A) [tex]E=U+K=\frac{1}{2}kx^2+\frac{1}{2}mv^2[/tex]
Explanation:
The total energy of the system at any point in the motion is equal to the sum of the elastic potential energy of the spring, U, and of the kinetic energy of the mass, K:
[tex]E=U+K=\frac{1}{2}kx^2+\frac{1}{2}mv^2[/tex]
where
k is the spring constant
x is the compression/stretching of the spring with respect to its equilibrium position
m is the mass of the block attached to the spring
v is the speed of the block
B) [tex]A=\sqrt{\frac{2E}{k}}[/tex]
Explanation:
The amplitude of the motion corresponds to the maximum displacement of the mass-spring system.

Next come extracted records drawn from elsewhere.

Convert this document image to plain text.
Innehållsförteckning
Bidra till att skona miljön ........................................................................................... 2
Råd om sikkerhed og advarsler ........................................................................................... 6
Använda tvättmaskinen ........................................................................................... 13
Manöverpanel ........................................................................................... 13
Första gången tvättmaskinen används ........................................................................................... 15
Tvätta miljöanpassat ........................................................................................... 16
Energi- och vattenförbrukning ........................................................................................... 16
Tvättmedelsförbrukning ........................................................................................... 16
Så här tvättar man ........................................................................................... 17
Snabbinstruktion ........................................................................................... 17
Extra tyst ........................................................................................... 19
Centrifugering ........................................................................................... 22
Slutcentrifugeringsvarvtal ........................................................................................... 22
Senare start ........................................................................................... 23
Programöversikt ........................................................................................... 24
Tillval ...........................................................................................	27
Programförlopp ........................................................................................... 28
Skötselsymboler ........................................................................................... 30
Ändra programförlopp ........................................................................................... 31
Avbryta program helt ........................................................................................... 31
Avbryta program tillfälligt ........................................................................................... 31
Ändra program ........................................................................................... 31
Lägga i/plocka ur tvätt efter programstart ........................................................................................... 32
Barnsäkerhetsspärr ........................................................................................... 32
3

The displacement of the system, x(t), at time t, for a simple harmonic oscillator is given by
[tex]x=A sin(\omega t + \phi)[/tex]
where
A is the amplitude
[tex]\omega=\sqrt{\frac{k}{m}}[/tex] is the angular frequency of the motion
t is the time
[tex]\phi[/tex] is the phase (we can take [tex]\phi=0[/tex] for simplicity)
The amplitude of the motion occurs when the displacement of the motion is maximum: x=A. In terms of energy, the mass-spring system is at its maximum displacement (x=A) when all the mechanical energy of the system is elastic potential energy, so when the kinetic energy is zero:
[tex]K=\frac{1}{2}mv^2=0[/tex]
[tex]E=\frac{1}{2}kA^2\\A=\sqrt{\frac{2E}{k}}[/tex] (1)
C) [tex]v_{max}=\omega A[/tex]
The maximum speed of the system occurs when the elastic potential energy is zero: U=0 and the kinetic energy is maximum, so:
[tex]U=0\\E=\frac{1}{2}mv_{max}^2[/tex]
Due to the law of conservation of the mechanical energy, this energy must be equal to the energy of the system at its maximum displacement (1), so we can write
[tex]\frac{1}{2}kA^2=\frac{1}{2}mv_{max}^2[/tex]
and solving for [tex]v_{max}[/tex] we find an expression for the maximum speed:
[tex]v_{max}=\sqrt{\frac{kA^2}{m}}=\sqrt{\frac{k}{m}}A=\omega A[/tex]